James Stewart’s career was almost ruined by not doing cocaine: “I thought that would be the end”

Hollywood has been awash with drugs and debauchery since its inception, but nobody would ever associate the wholesome beacon of Americana, James Stewart, with a fondness for the old marching powder. He didn’t, and he refused to do it, but it still conspired to nearly ruin his career.

There’s another thing most ‘Golden Age’ aficionados wouldn’t associate with him, either: mad shagger. After all, he was happily married to his wife, Gloria, from 1949 until her death in 1994, and he was regarded as one of the few high-profile actors who remained faithful to their spouse in an era of wandering eyes and illicit behind-the-scenes canoodling.

However, before he was married and before he was a star, the combination of sex and drugs almost had a cataclysmic effect on his future. In the late 1930s, Stewart was still a contract player after signing a seven-year deal with MGM in 1935, and he wouldn’t secure his breakthrough until Frank Capra’s You Can’t Take It with You three years later.

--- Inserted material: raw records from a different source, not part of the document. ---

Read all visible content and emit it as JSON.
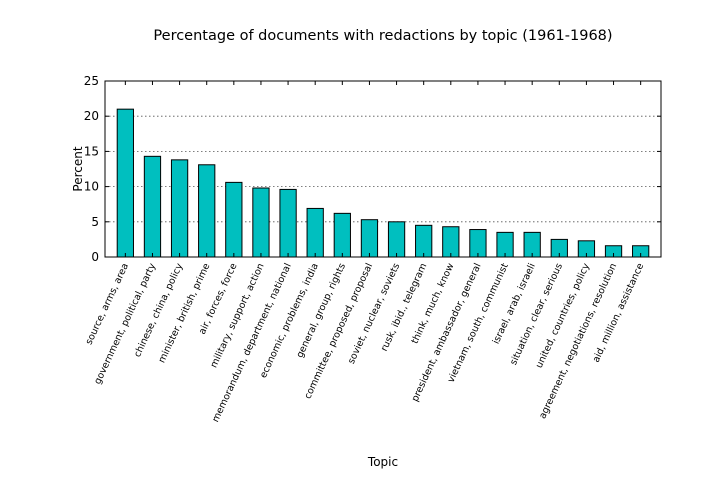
{
  "chart_data": {
    "type": "bar",
    "title": "Percentage of documents with redactions by topic (1961-1968)",
    "xlabel": "Topic",
    "ylabel": "Percent",
    "ylim": [
      0,
      25
    ],
    "yticks": [
      0,
      5,
      10,
      15,
      20,
      25
    ],
    "grid": "y",
    "bar_color": "#00bfbf",
    "categories": [
      "source, arms, area",
      "government, political, party",
      "chinese, china, policy",
      "minister, british, prime",
      "air, forces, force",
      "military, support, action",
      "memorandum, department, national",
      "economic, problems, india",
      "general, group, rights",
      "committee, proposed, proposal",
      "soviet, nuclear, soviets",
      "rusk, ibid., telegram",
      "think, much, know",
      "president, ambassador, general",
      "vietnam, south, communist",
      "israel, arab, israeli",
      "situation, clear, serious",
      "united, countries, policy",
      "agreement, negotiations, resolution",
      "aid, million, assistance"
    ],
    "values": [
      21.0,
      14.3,
      13.8,
      13.1,
      10.6,
      9.8,
      9.6,
      6.9,
      6.2,
      5.3,
      5.0,
      4.5,
      4.3,
      3.9,
      3.5,
      3.5,
      2.5,
      2.3,
      1.6,
      1.6
    ]
  }
}
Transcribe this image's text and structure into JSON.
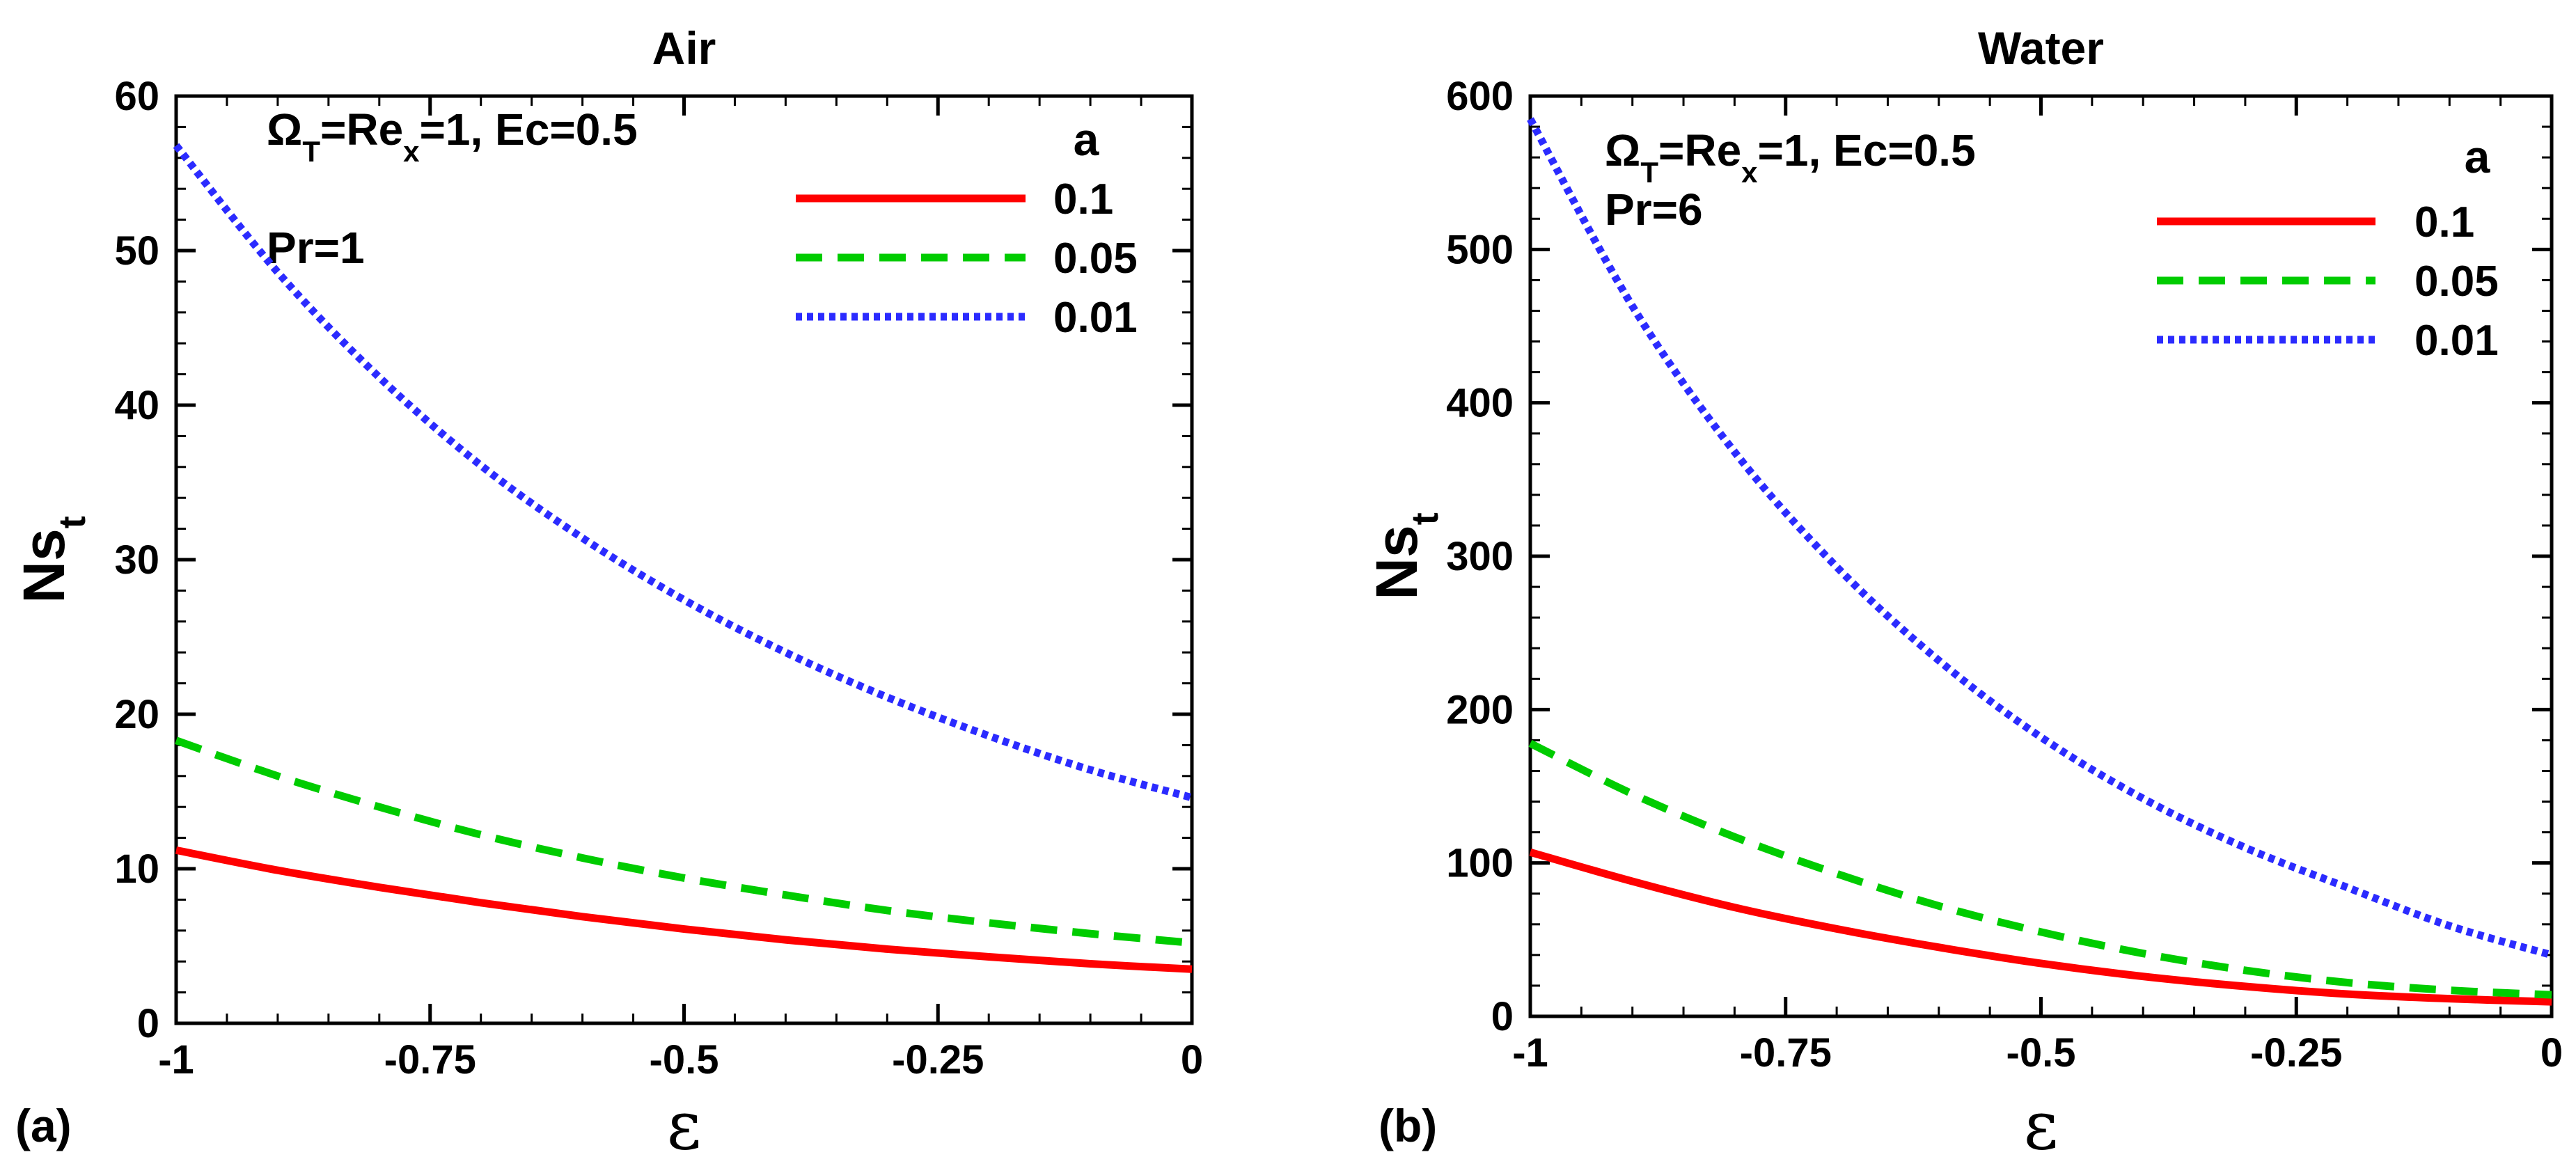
{
  "chart_data": [
    {
      "type": "line",
      "panel_label": "(a)",
      "title": "Air",
      "xlabel": "ε",
      "ylabel_main": "Ns",
      "ylabel_sub": "t",
      "xlim": [
        -1,
        0
      ],
      "ylim": [
        0,
        60
      ],
      "xticks": [
        -1,
        -0.75,
        -0.5,
        -0.25,
        0
      ],
      "xtick_labels": [
        "-1",
        "-0.75",
        "-0.5",
        "-0.25",
        "0"
      ],
      "yticks": [
        0,
        10,
        20,
        30,
        40,
        50,
        60
      ],
      "ytick_labels": [
        "0",
        "10",
        "20",
        "30",
        "40",
        "50",
        "60"
      ],
      "annotations": {
        "params": {
          "omega": "Ω",
          "omega_sub": "T",
          "eq1": "=Re",
          "re_sub": "x",
          "rest": "=1, Ec=0.5"
        },
        "pr": "Pr=1"
      },
      "legend": {
        "title": "a",
        "position": "top-right"
      },
      "x": [
        -1,
        -0.9,
        -0.8,
        -0.7,
        -0.6,
        -0.5,
        -0.4,
        -0.3,
        -0.2,
        -0.1,
        0
      ],
      "series": [
        {
          "name": "0.1",
          "color": "#ff0000",
          "style": "solid",
          "values": [
            11.2,
            9.9,
            8.8,
            7.8,
            6.9,
            6.1,
            5.4,
            4.8,
            4.3,
            3.85,
            3.5
          ]
        },
        {
          "name": "0.05",
          "color": "#00cc00",
          "style": "dashed",
          "values": [
            18.3,
            16.0,
            14.0,
            12.2,
            10.7,
            9.4,
            8.3,
            7.3,
            6.5,
            5.8,
            5.2
          ]
        },
        {
          "name": "0.01",
          "color": "#2b2bff",
          "style": "dashdot",
          "values": [
            56.8,
            48.6,
            41.8,
            36.1,
            31.4,
            27.4,
            24.0,
            21.1,
            18.6,
            16.4,
            14.6
          ]
        }
      ]
    },
    {
      "type": "line",
      "panel_label": "(b)",
      "title": "Water",
      "xlabel": "ε",
      "ylabel_main": "Ns",
      "ylabel_sub": "t",
      "xlim": [
        -1,
        0
      ],
      "ylim": [
        0,
        600
      ],
      "xticks": [
        -1,
        -0.75,
        -0.5,
        -0.25,
        0
      ],
      "xtick_labels": [
        "-1",
        "-0.75",
        "-0.5",
        "-0.25",
        "0"
      ],
      "yticks": [
        0,
        100,
        200,
        300,
        400,
        500,
        600
      ],
      "ytick_labels": [
        "0",
        "100",
        "200",
        "300",
        "400",
        "500",
        "600"
      ],
      "annotations": {
        "params": {
          "omega": "Ω",
          "omega_sub": "T",
          "eq1": "=Re",
          "re_sub": "x",
          "rest": "=1, Ec=0.5"
        },
        "pr": "Pr=6"
      },
      "legend": {
        "title": "a",
        "position": "top-right"
      },
      "x": [
        -1,
        -0.9,
        -0.8,
        -0.7,
        -0.6,
        -0.5,
        -0.4,
        -0.3,
        -0.2,
        -0.1,
        0
      ],
      "series": [
        {
          "name": "0.1",
          "color": "#ff0000",
          "style": "solid",
          "values": [
            107,
            88,
            71,
            57,
            45,
            34.5,
            26,
            19.5,
            14.5,
            11.5,
            9.5
          ]
        },
        {
          "name": "0.05",
          "color": "#00cc00",
          "style": "dashed",
          "values": [
            178,
            145,
            117,
            93,
            72,
            55,
            41,
            30,
            22,
            17,
            14
          ]
        },
        {
          "name": "0.01",
          "color": "#2b2bff",
          "style": "dashdot",
          "values": [
            585,
            463,
            368,
            293,
            232,
            182,
            142,
            110,
            84,
            59,
            40
          ]
        }
      ]
    }
  ]
}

Between those two points, he became caught up in a steamy liaison with an unnamed female actor, who had a habit of rolling up banknotes and hoovering up the white stuff. “I was seeing an actress who was very amorous,” he told Michael Munn. “And it turned out this gal who became a big star had a little habit. Well, it was a big habit. She liked to sniff a little something and then have a roll in the hay.”

Whereas his mystery woman loved getting coked up and then copulating, Stewart stayed away. “She asked me to try some of this stuff, and I didn’t want anything to do with that kind of thing,” he explained. “So I declined, and she got kinda mad and threatened to have me fired from the studio, and I thought that would be the end of my career.”

While he didn’t name names, Stewart intimated that his cocaine-huffing paramour was a bigger name than he was, and she had the influence to have him removed from MGM’s roster. Things threatened to go from bad to worse when the pair were photographed by a reporter who knew about her expensive secret, until he was relieved to discover that producer and studio co-founder Louis B Mayer had his back.

“When she told Mayer to fire me, he showed her the photos and said he was either going to have to pay off the cameraman to keep the story out of print, or fire her,” Stewart recalled. “And he’d have to fire me, too, because the photo implicated me in her habit. So Mayer told her either Jimmy Stewart stays, and he’ll make the story go away, or he’ll just have to fire the both of us.”

The gentlemanly icon may have kept the other party’s name out of his recollections, but it may well have been Marlene Dietrich. The two were alleged to have had a tryst in the late 1930s; she was more famous when they did, and she struggled with alcohol and substance abuse. That’s merely a guess, though, with Stewart too nice to air out his dirty laundry in public.